Seorang wanita tampak menyandarkan punggungnya pada sofa, menyesap baekseju dari botol di tangan kanannya, dan menyilangkan kaki jenjangnya yang dihiasi sepasang sepatu merah hati berhak runcing. Beberapa langkah kaki di hadapannya, tergeletak sesosok pria tak bernyawa. Darahnya menyimbah lantai.
Isi botol di tangan wanita itu tersisa setengah saat serdawanya memecah keheningan. Wanita itu kemudian menggeleng-gelengkan kepala. Dia tertawa renyah. Entah apa yang dilakukannya, merayakan sebuah kematian tragis bukanlah sesuatu yang elok diucapkan.
"Kalian mengatakan aku tak suka minuman keras dan berpesta. Tetapi, aku minum baekseju. Mereka bilang minuman ini hanya cairan herbal yang mungkin membuat manusia hidup hingga seratus tahun." Wanita itu berbicara entah kepada siapa. Dirinya atau mayat pria tampan bersetelan gelap di hadapannya.
Dengan anggun, wanita itu bangkit, meraih sebuah buku sejarah Korea di atas meja kopi di sisi sofa. Botol di tangan kanan dan buku sejarah di tangan kiri. Kedua benda itu kemudian dilemparkannya ke atas darah sang pria.
"Itu bohong. Aku ... hidup lebih dari seratus tahun."
***
Koreya, Musim Panas, 1870
Istana Kerajaan Koreya didera panas yang membuat tubuh berpeluh keringat. Beberapa naesi istana tampak tergopoh-gopoh membuka jendela-jendela di ruang pertemuan petinggi istana. Memastikan mereka tidak murka karena kehabisan udara.
"Harusnya Biro Penyedia Air meminta bawahannya menyiram seluruh halaman. Raja baru saja menasbihkannya dan dia begitu abai." Janggut panjang Menteri Perencanaan bermain diterpa angin yang datang dari kipas yang sedari tadi bergerak-gerak di tangan kanannya.
"Mudah saja menggulingkan beberapa pejabat baru yang tak cakap. Hanya saja, istana sedang disibukkan dengan pernikahan Raja Muda," terang Menteri Kehakiman.
Istana Koreya memang sedang mempersiapkan pernikahan Raja Muda Junjong.
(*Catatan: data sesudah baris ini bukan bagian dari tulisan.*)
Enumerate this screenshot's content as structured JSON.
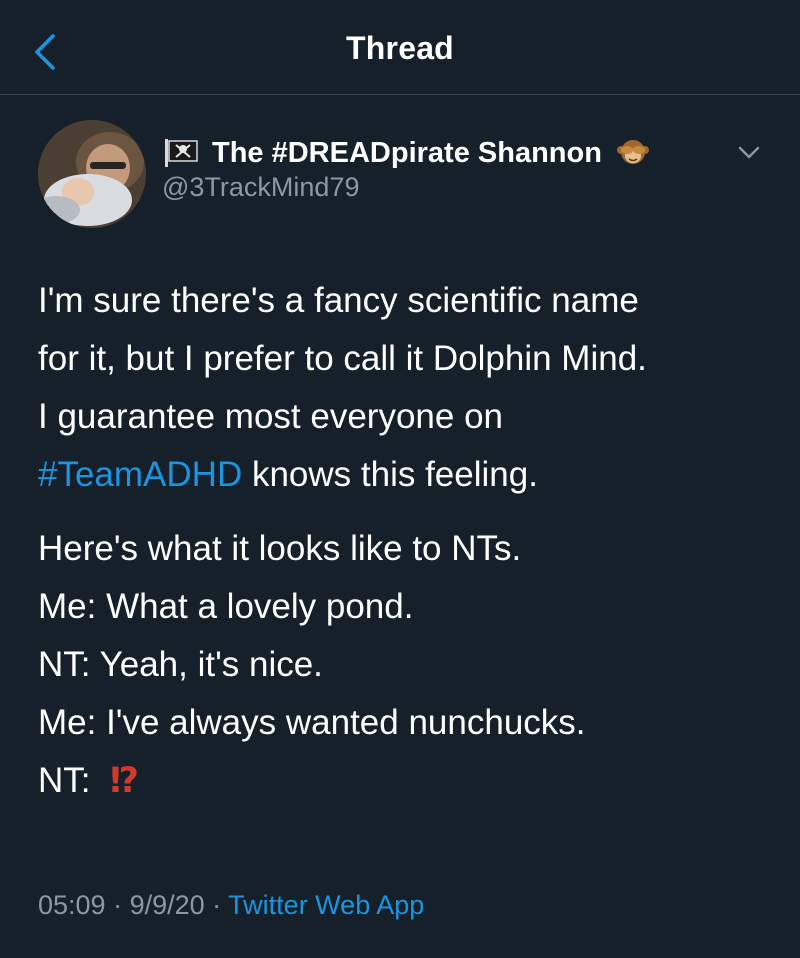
{
  "nav": {
    "title": "Thread",
    "back_icon": "chevron-left-icon"
  },
  "tweet": {
    "display_name": "The #DREADpirate Shannon",
    "handle": "@3TrackMind79",
    "name_prefix_icon": "pirate-flag-icon",
    "name_suffix_icon": "see-no-evil-monkey-icon",
    "more_icon": "chevron-down-icon",
    "body": {
      "p1_line1": "I'm sure there's a fancy scientific name",
      "p1_line2": "for it, but I prefer to call it Dolphin Mind.",
      "p1_line3": "I guarantee most everyone on",
      "p1_hashtag": "#TeamADHD",
      "p1_line4_rest": " knows this feeling.",
      "p2_line1": "Here's what it looks like to NTs.",
      "p2_line2": "Me: What a lovely pond.",
      "p2_line3": "NT: Yeah, it's nice.",
      "p2_line4": "Me: I've always wanted nunchucks.",
      "p2_line5_prefix": "NT: ",
      "p2_line5_emoji": "⁉"
    },
    "meta": {
      "time": "05:09",
      "sep1": " · ",
      "date": "9/9/20",
      "sep2": " · ",
      "source": "Twitter Web App"
    }
  },
  "colors": {
    "background": "#15202b",
    "text": "#ffffff",
    "secondary": "#8899a6",
    "link": "#1b95e0",
    "divider": "#38444d",
    "interrobang": "#d13a2b"
  }
}
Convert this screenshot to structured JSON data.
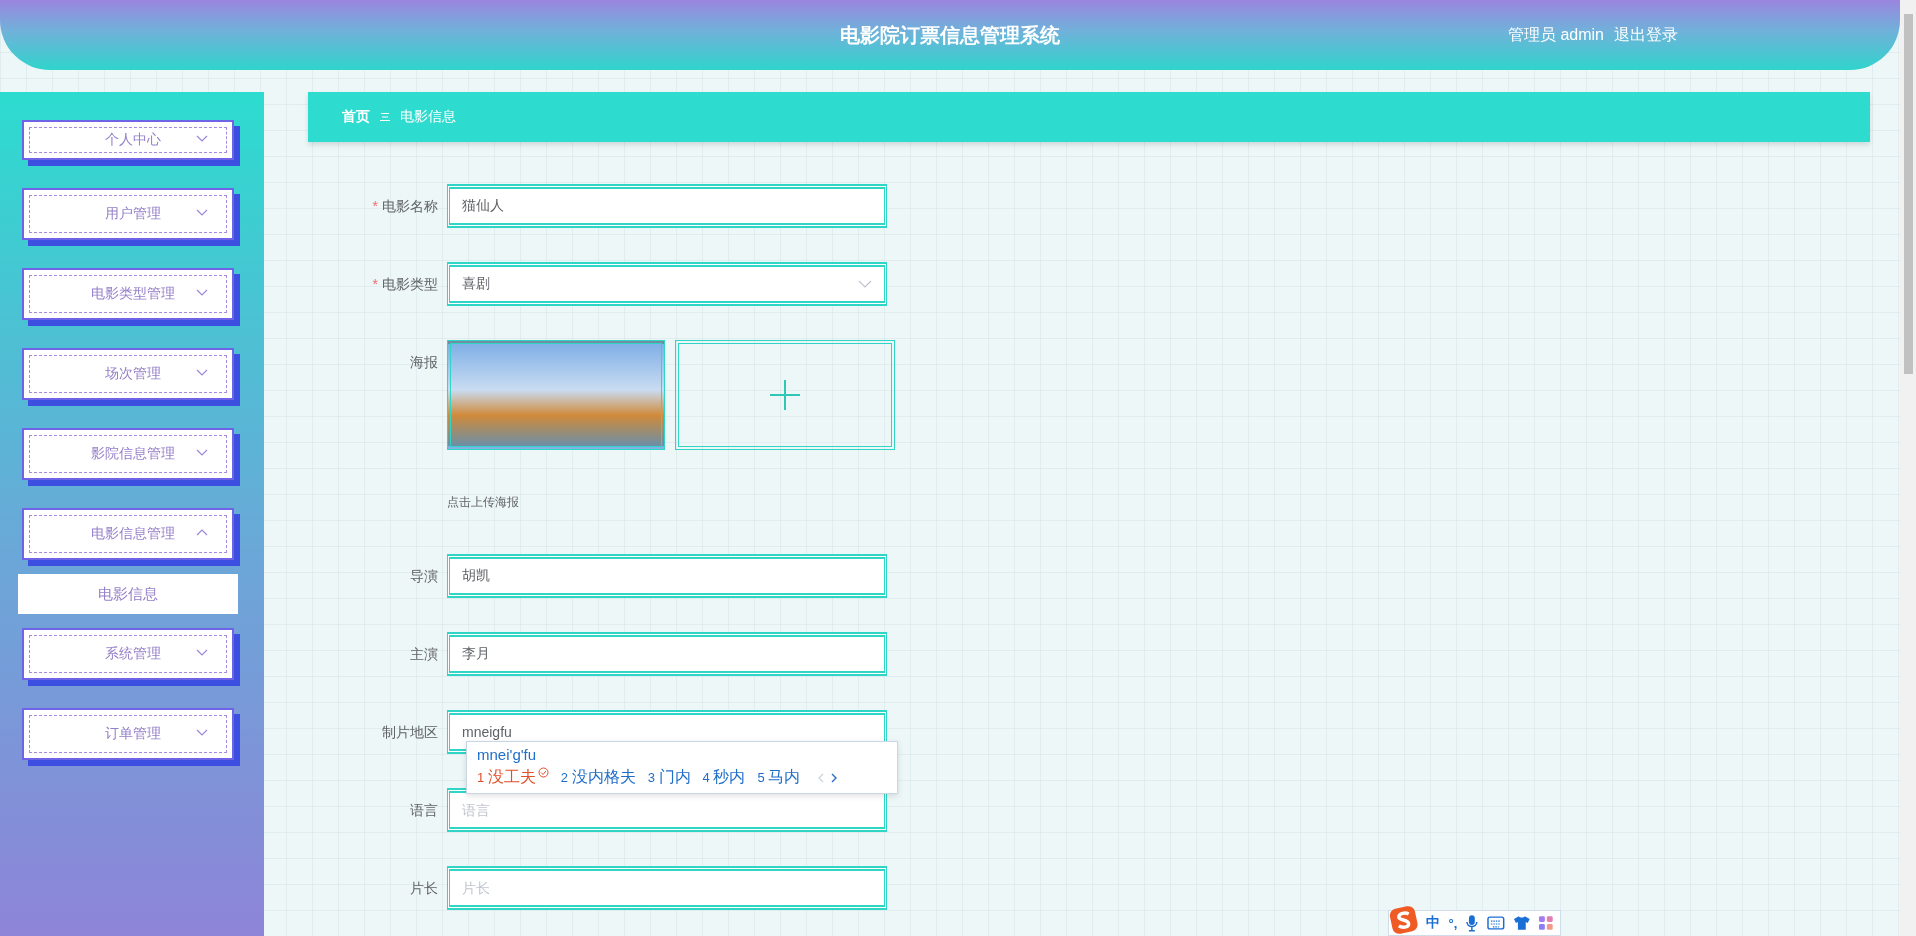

Bisik-bisik mulai beredar di antara para pejabat tinggi. Konon, calon permaisuri dipilih keluarga kerajaan karena kebodohannya.
"Ayahnya masih kerabat kerajaan, tetapi dia adalah seorang yatim. Ibunya pun bukanlah seorang yangban. Calon permaisuri dan ibunya tak akan mengambil peran dalam pemerintahan Raja Muda." Menteri Perencanaan berbisik kepada Menteri Kehakiman.
Bisik-bisik para petinggi tak berhenti di dalam ruang-ruang rahasia. Bagaikan anak panah yang terlepas dari busur-busur pasukan perang, berita itu melating cepat. Tak hanya membangkitkan rasa ingin tahu, tetapi juga menjadikan Min Hee Young, sang calon pengantin sebagai bahan lelucon penghuni istana. Kelakar tentang kebodohannya sudah tersiar di antara para keluarga kerajaan yang hidup di bilik-bilik hanjin berukir, di antara para dayang yang menyisir rambutnya demi menarik hati para pangeran, di antara para pengawal istana yang berjaga dari pemberontakan rakyat yang menolak kenaikan pajak.
Meski begitu, masih ada seseorang yang menganggap Min Hee Young laik menjadi permaisuri, dialah Ibu Suri Agung. Baginya, sosok Min Hee Young tidak sempurna, tetapi wajahnya tegas dan menyiratkan pesona terpendam.
Ibu Suri Agung meyakini satu hal, bukan tandu berhias emas dan derap langkah para pengusung yang akan mengangkat derajat kehormatan Min Hee Young. Bukan pula bedak beras berwadah tembikar, bunga kesumba pemoles bibir, dan jelaga yang membentuk alisnya. Satu hal yang membuatnya laik dan padan adalah cinta dari Raja Muda Junjong. Sayangnya, hingga beberapa tahun pernikahan pun, Permaisuri Min gagal menaklukkan hati sang suami.
KAMU SEDANG MEMBACA
Red Stiletto
FanfictionSaat terpilih menjadi permaisuri Raja Muda, Min Hee Young harus menerima kenyataan bahwa istana tak berpihak kepadanya dan sang suami lebih memilih selir kesayangannya. Ketika jiwanya berpindah ke ratusan tahun setelah "kematiannya" yang misterius...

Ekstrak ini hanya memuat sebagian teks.